Joanne Tuohy, DVM

Joanne Tuohy

Dr. Joanne L. Tuohy is the 2014 AKC Canine Health Foundation Clinician-Scientist Fellow from North Carolina State University.

Dr. Tuohy completed her Doctorate in veterinary Medicine from Colorado State University in 2010. Her passion for veterinary oncology research started during here DVM training where she received the Tom Spurgeon and Patricia Brooks Memorial Scholarship Award for academic achievement and a College Scientists Scholar award. As a senior veterinary student Dr. Tuohy received the Clinical Oncology Senior Student Award. To achieve her goal of becoming a surgical oncology faculty member at a veterinary teaching institution, Dr. Tuohy is completing a residency in Oncology at the North Carolina State University College of Veterinary  Medicine.  She has been a co-investigator on numerous research grants, including CHF Acorn grant 1903:” Phenotypic and functional characterization of differences between monocytes in dogs with and without osteosarcoma”

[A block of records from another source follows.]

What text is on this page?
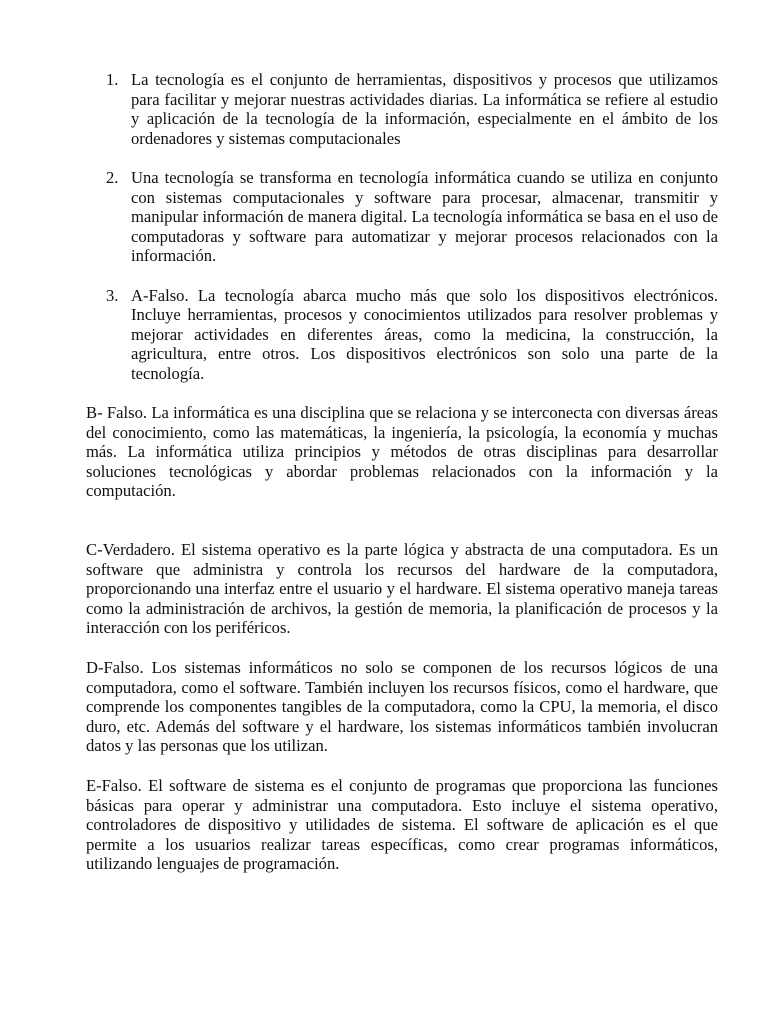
1. La tecnología es el conjunto de herramientas, dispositivos y procesos que utilizamos para facilitar y mejorar nuestras actividades diarias. La informática se refiere al estudio y aplicación de la tecnología de la información, especialmente en el ámbito de los ordenadores y sistemas computacionales
2. Una tecnología se transforma en tecnología informática cuando se utiliza en conjunto con sistemas computacionales y software para procesar, almacenar, transmitir y manipular información de manera digital. La tecnología informática se basa en el uso de computadoras y software para automatizar y mejorar procesos relacionados con la información.
3. A-Falso. La tecnología abarca mucho más que solo los dispositivos electrónicos. Incluye herramientas, procesos y conocimientos utilizados para resolver problemas y mejorar actividades en diferentes áreas, como la medicina, la construcción, la agricultura, entre otros. Los dispositivos electrónicos son solo una parte de la tecnología.

B- Falso. La informática es una disciplina que se relaciona y se interconecta con diversas áreas del conocimiento, como las matemáticas, la ingeniería, la psicología, la economía y muchas más. La informática utiliza principios y métodos de otras disciplinas para desarrollar soluciones tecnológicas y abordar problemas relacionados con la información y la computación.

C-Verdadero. El sistema operativo es la parte lógica y abstracta de una computadora. Es un software que administra y controla los recursos del hardware de la computadora, proporcionando una interfaz entre el usuario y el hardware. El sistema operativo maneja tareas como la administración de archivos, la gestión de memoria, la planificación de procesos y la interacción con los periféricos.

D-Falso. Los sistemas informáticos no solo se componen de los recursos lógicos de una computadora, como el software. También incluyen los recursos físicos, como el hardware, que comprende los componentes tangibles de la computadora, como la CPU, la memoria, el disco duro, etc. Además del software y el hardware, los sistemas informáticos también involucran datos y las personas que los utilizan.

E-Falso. El software de sistema es el conjunto de programas que proporciona las funciones básicas para operar y administrar una computadora. Esto incluye el sistema operativo, controladores de dispositivo y utilidades de sistema. El software de aplicación es el que permite a los usuarios realizar tareas específicas, como crear programas informáticos, utilizando lenguajes de programación.
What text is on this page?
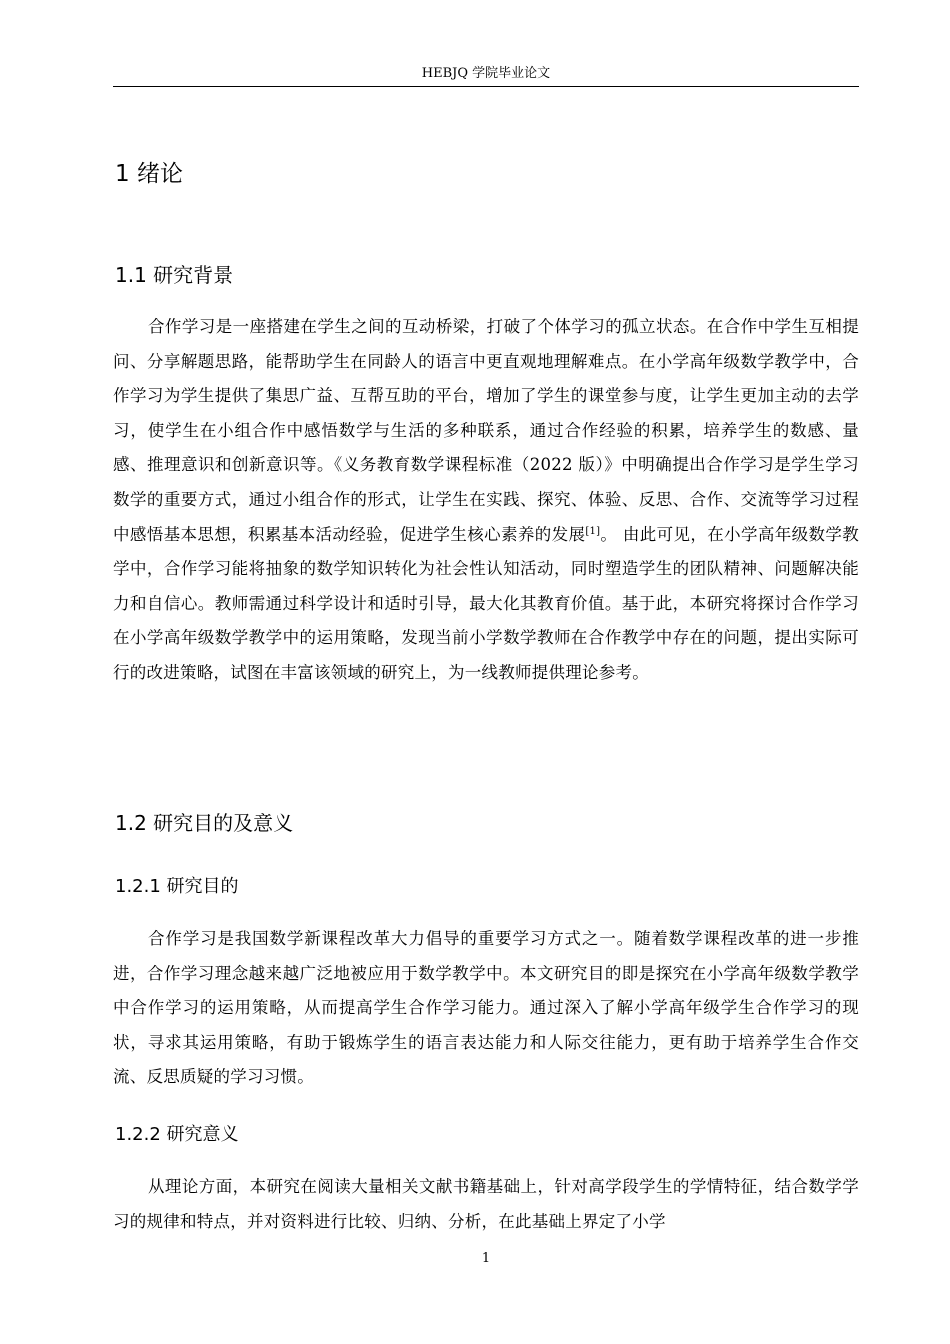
HEBJQ 学院毕业论文
1 绪论
1.1 研究背景
合作学习是一座搭建在学生之间的互动桥梁，打破了个体学习的孤立状态。在合作中学生互相提问、分享解题思路，能帮助学生在同龄人的语言中更直观地理解难点。在小学高年级数学教学中，合作学习为学生提供了集思广益、互帮互助的平台，增加了学生的课堂参与度，让学生更加主动的去学习，使学生在小组合作中感悟数学与生活的多种联系，通过合作经验的积累，培养学生的数感、量感、推理意识和创新意识等。《义务教育数学课程标准（2022 版）》中明确提出合作学习是学生学习数学的重要方式，通过小组合作的形式，让学生在实践、探究、体验、反思、合作、交流等学习过程中感悟基本思想，积累基本活动经验，促进学生核心素养的发展[1]。 由此可见，在小学高年级数学教学中，合作学习能将抽象的数学知识转化为社会性认知活动，同时塑造学生的团队精神、问题解决能力和自信心。教师需通过科学设计和适时引导，最大化其教育价值。基于此，本研究将探讨合作学习在小学高年级数学教学中的运用策略，发现当前小学数学教师在合作教学中存在的问题，提出实际可行的改进策略，试图在丰富该领域的研究上，为一线教师提供理论参考。
1.2 研究目的及意义
1.2.1 研究目的
合作学习是我国数学新课程改革大力倡导的重要学习方式之一。随着数学课程改革的进一步推进，合作学习理念越来越广泛地被应用于数学教学中。本文研究目的即是探究在小学高年级数学教学中合作学习的运用策略，从而提高学生合作学习能力。通过深入了解小学高年级学生合作学习的现状，寻求其运用策略，有助于锻炼学生的语言表达能力和人际交往能力，更有助于培养学生合作交流、反思质疑的学习习惯。
1.2.2 研究意义
从理论方面，本研究在阅读大量相关文献书籍基础上，针对高学段学生的学情特征，结合数学学习的规律和特点，并对资料进行比较、归纳、分析，在此基础上界定了小学
1
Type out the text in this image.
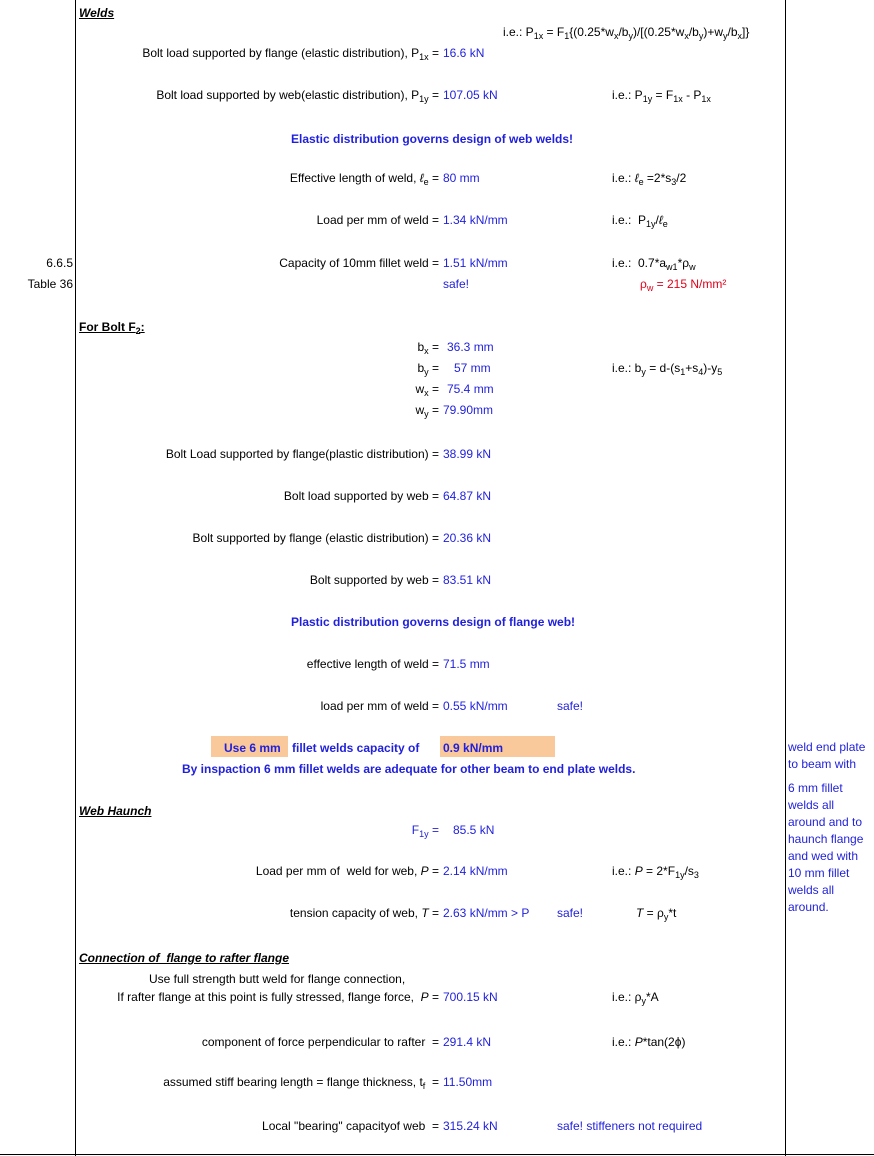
6.6.5
Table 36
Welds
i.e.: $P_{1x} = F_1\{(0.25*w_x/b_y)/[(0.25*w_x/b_y)+w_y/b_x]\}$
Bolt load supported by flange (elastic distribution), $P_{1x} = 16.6$ kN
Bolt load supported by web(elastic distribution), $P_{1y} = 107.05$ kN	i.e.: $P_{1y} = F_{1x} - P_{1x}$
Elastic distribution governs design of web welds!
Effective length of weld, ℓ$_e$ = 80 mm	i.e.: ℓ$_e$ $=2*s_3/2$
Load per mm of weld = 1.34 kN/mm	i.e.:  $P_{1y}/\ell_e$
Capacity of 10mm fillet weld = 1.51 kN/mm	i.e.:  $0.7*a_{w1}*\rho_w$
safe!	$\rho_w = 215$ N/mm²
For Bolt $F_2$:
$b_x = 36.3$ mm
$b_y = 57$ mm	i.e.: $b_y = d-(s_1+s_4)-y_5$
$w_x = 75.4$ mm
$w_y = 79.90mm$
Bolt Load supported by flange(plastic distribution) = 38.99 kN
Bolt load supported by web = 64.87 kN
Bolt supported by flange (elastic distribution) = 20.36 kN
Bolt supported by web = 83.51 kN
Plastic distribution governs design of flange web!
effective length of weld = 71.5 mm
load per mm of weld = 0.55 kN/mm	safe!
Use 6 mm fillet welds capacity of 0.9 kN/mm
By inspaction 6 mm fillet welds are adequate for other beam to end plate welds.
weld end plate to beam with
6 mm fillet welds all around and to haunch flange and wed with 10 mm fillet welds all around.
Web Haunch
$F_{1y} = 85.5$ kN
Load per mm of  weld for web, P = 2.14 kN/mm	i.e.: $P = 2*F_{1y}/s_3$
tension capacity of web, T = 2.63 kN/mm > P safe!	$T = \rho_y*t$
Connection of  flange to rafter flange
Use full strength butt weld for flange connection,
If rafter flange at this point is fully stressed, flange force,  P = 700.15 kN	i.e.: $\rho_y*A$
component of force perpendicular to rafter  = 291.4 kN	i.e.: P*tan(2ϕ)
assumed stiff bearing length = flange thickness, $t_f = 11.50mm$
Local "bearing" capacityof web  = 315.24 kN	safe! stiffeners not required
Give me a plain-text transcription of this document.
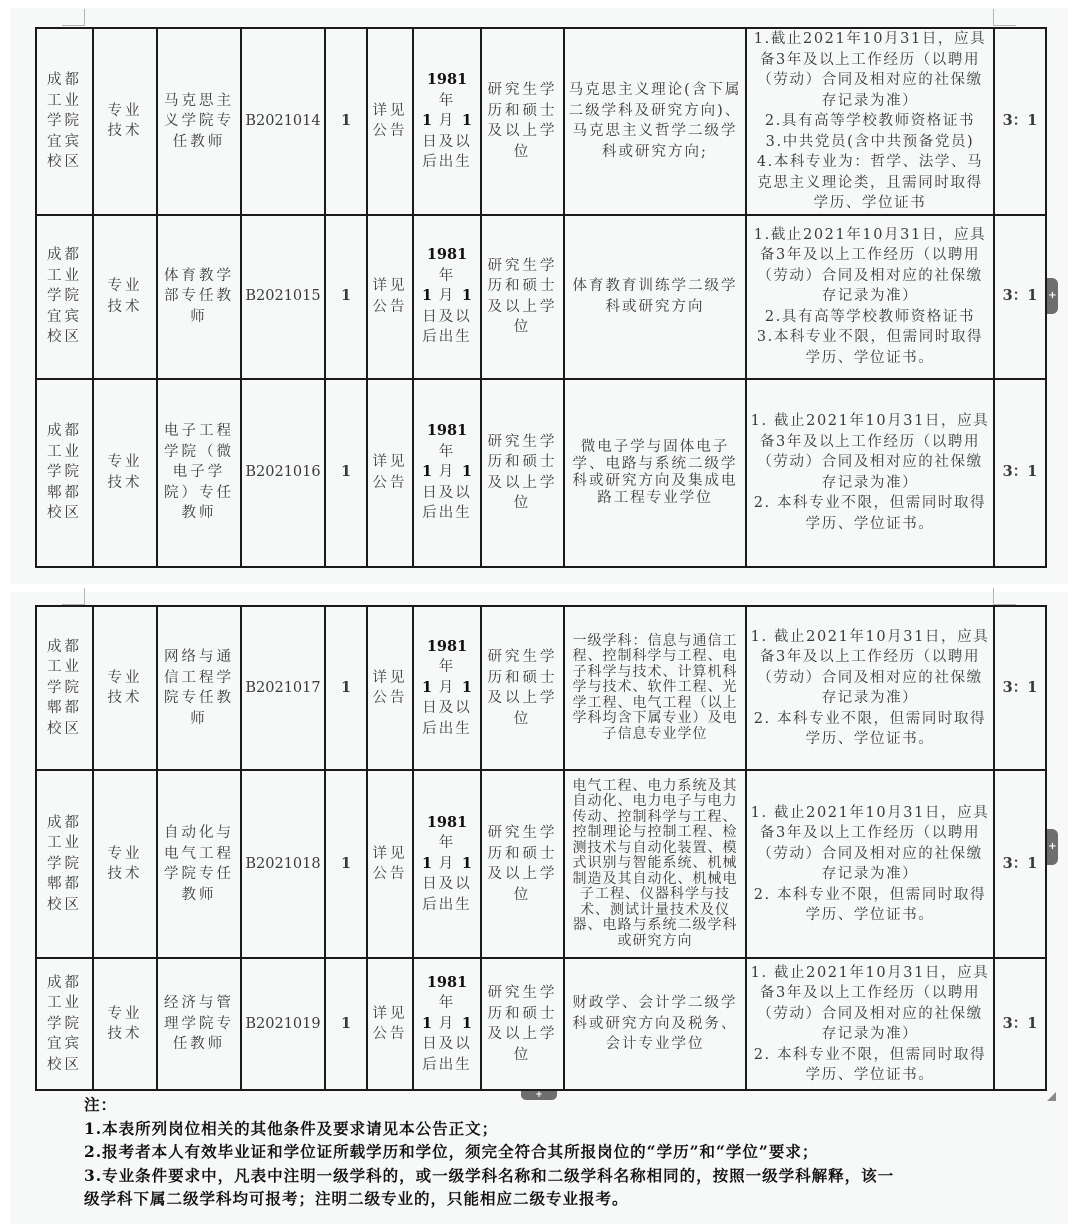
成都
工业
学院
宜宾
校区	专业
技术	马克思主
义学院专
任教师	B2021014	1	详见
公告	1981 年
1 月 1
日及以
后出生	研究生学
历和硕士
及以上学
位	马克思主义理论(含下属二级学科及研究方向)、马克思主义哲学二级学科或研究方向;	1.截止2021年10月31日，应具备3年及以上工作经历（以聘用（劳动）合同及相对应的社保缴存记录为准）
2.具有高等学校教师资格证书
3.中共党员(含中共预备党员)
4.本科专业为：哲学、法学、马克思主义理论类，且需同时取得学历、学位证书	3：1

成都
工业
学院
宜宾
校区	专业
技术	体育教学
部专任教
师	B2021015	1	详见
公告	1981 年
1 月 1
日及以
后出生	研究生学
历和硕士
及以上学
位	体育教育训练学二级学科或研究方向	1.截止2021年10月31日，应具备3年及以上工作经历（以聘用（劳动）合同及相对应的社保缴存记录为准）
2.具有高等学校教师资格证书
3.本科专业不限，但需同时取得学历、学位证书。	3：1

成都
工业
学院
郫都
校区	专业
技术	电子工程
学院（微
电子学
院）专任
教师	B2021016	1	详见
公告	1981 年
1 月 1
日及以
后出生	研究生学
历和硕士
及以上学
位	微电子学与固体电子学、电路与系统二级学科或研究方向及集成电路工程专业学位	1. 截止2021年10月31日，应具备3年及以上工作经历（以聘用（劳动）合同及相对应的社保缴存记录为准）
2. 本科专业不限，但需同时取得学历、学位证书。	3：1
成都
工业
学院
郫都
校区	专业
技术	网络与通
信工程学
院专任教
师	B2021017	1	详见
公告	1981 年
1 月 1
日及以
后出生	研究生学
历和硕士
及以上学
位	一级学科：信息与通信工程、控制科学与工程、电子科学与技术、计算机科学与技术、软件工程、光学工程、电气工程（以上学科均含下属专业）及电子信息专业学位	1. 截止2021年10月31日，应具备3年及以上工作经历（以聘用（劳动）合同及相对应的社保缴存记录为准）
2. 本科专业不限，但需同时取得学历、学位证书。	3：1

成都
工业
学院
郫都
校区	专业
技术	自动化与
电气工程
学院专任
教师	B2021018	1	详见
公告	1981 年
1 月 1
日及以
后出生	研究生学
历和硕士
及以上学
位	电气工程、电力系统及其自动化、电力电子与电力传动、控制科学与工程、控制理论与控制工程、检测技术与自动化装置、模式识别与智能系统、机械制造及其自动化、机械电子工程、仪器科学与技术、测试计量技术及仪器、电路与系统二级学科或研究方向	1. 截止2021年10月31日，应具备3年及以上工作经历（以聘用（劳动）合同及相对应的社保缴存记录为准）
2. 本科专业不限，但需同时取得学历、学位证书。	3：1

成都
工业
学院
宜宾
校区	专业
技术	经济与管
理学院专
任教师	B2021019	1	详见
公告	1981 年
1 月 1
日及以
后出生	研究生学
历和硕士
及以上学
位	财政学、会计学二级学科或研究方向及税务、会计专业学位	1. 截止2021年10月31日，应具备3年及以上工作经历（以聘用（劳动）合同及相对应的社保缴存记录为准）
2. 本科专业不限，但需同时取得学历、学位证书。	3：1
+
+
+
注：
1.本表所列岗位相关的其他条件及要求请见本公告正文；
2.报考者本人有效毕业证和学位证所载学历和学位，须完全符合其所报岗位的“学历”和“学位”要求；
3.专业条件要求中，凡表中注明一级学科的，或一级学科名称和二级学科名称相同的，按照一级学科解释，该一
级学科下属二级学科均可报考；注明二级专业的，只能相应二级专业报考。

Fellowship Research Project

Dr. Tuohy’s research aims to improve survival times in canine osteosarcoma through targeting of metastatic disease by harnessing the anti-tumor activity of monocytes. Osteosarcoma is the most common bone cancer in dogs. Large and giant breeds such as the Irish Wolfhound, Great Dane, Greyhound, Scottish Deerhound, Rottweiler, Boxer, Saint Bernard, and Irish Setter are most affected. Even after surgical tumor removal and chemotherapy, the cancer often metastasizes and dogs usually die of metastatic disease within an average of 12 months after diagnosis, despite aggressive therapy. Survival times have not greatly improved over the last 20 years. However, interestingly, survival times double in osteosarcoma patients who develop infections associated with surgical removal of the primary tumor. These infections may be capable of activating white blood cells such as monocytes to promote anti-tumor activity, as has been demonstrated in mouse models. The role of monocytes needs to be better understood in order to exploit their anti-tumor capabilities. In initial studies made possible by an Acorn grant from the AKC Canine Health Foundation, Dr. Tuohy characterized phenotypic and functional differences between monocytes from healthy dogs, and osteosarcoma dogs. Through identifying phenotypic differences between monocytes from healthy dogs and osteosarcoma dogs, preliminary data suggest there may be important functional differences. These differences will enable us to start differentiating canine monocytes into understanding which characteristics may be associated with improved survival, and more importantly, help us to understand how to “reprogram” the monocyte to enable anti-tumor function. This avenue of investigation offers real promise for therapies that direct the immune response to eliminate metastasis.

Canine osteosarcoma is a devastating disease and survival times have not improved dramatically due to lack of metastasis control; therefore, new avenues of investigation are needed. Dr. Tuohy aims to advance the ability to control and prevent metastasis associated with osteosarcoma in dogs.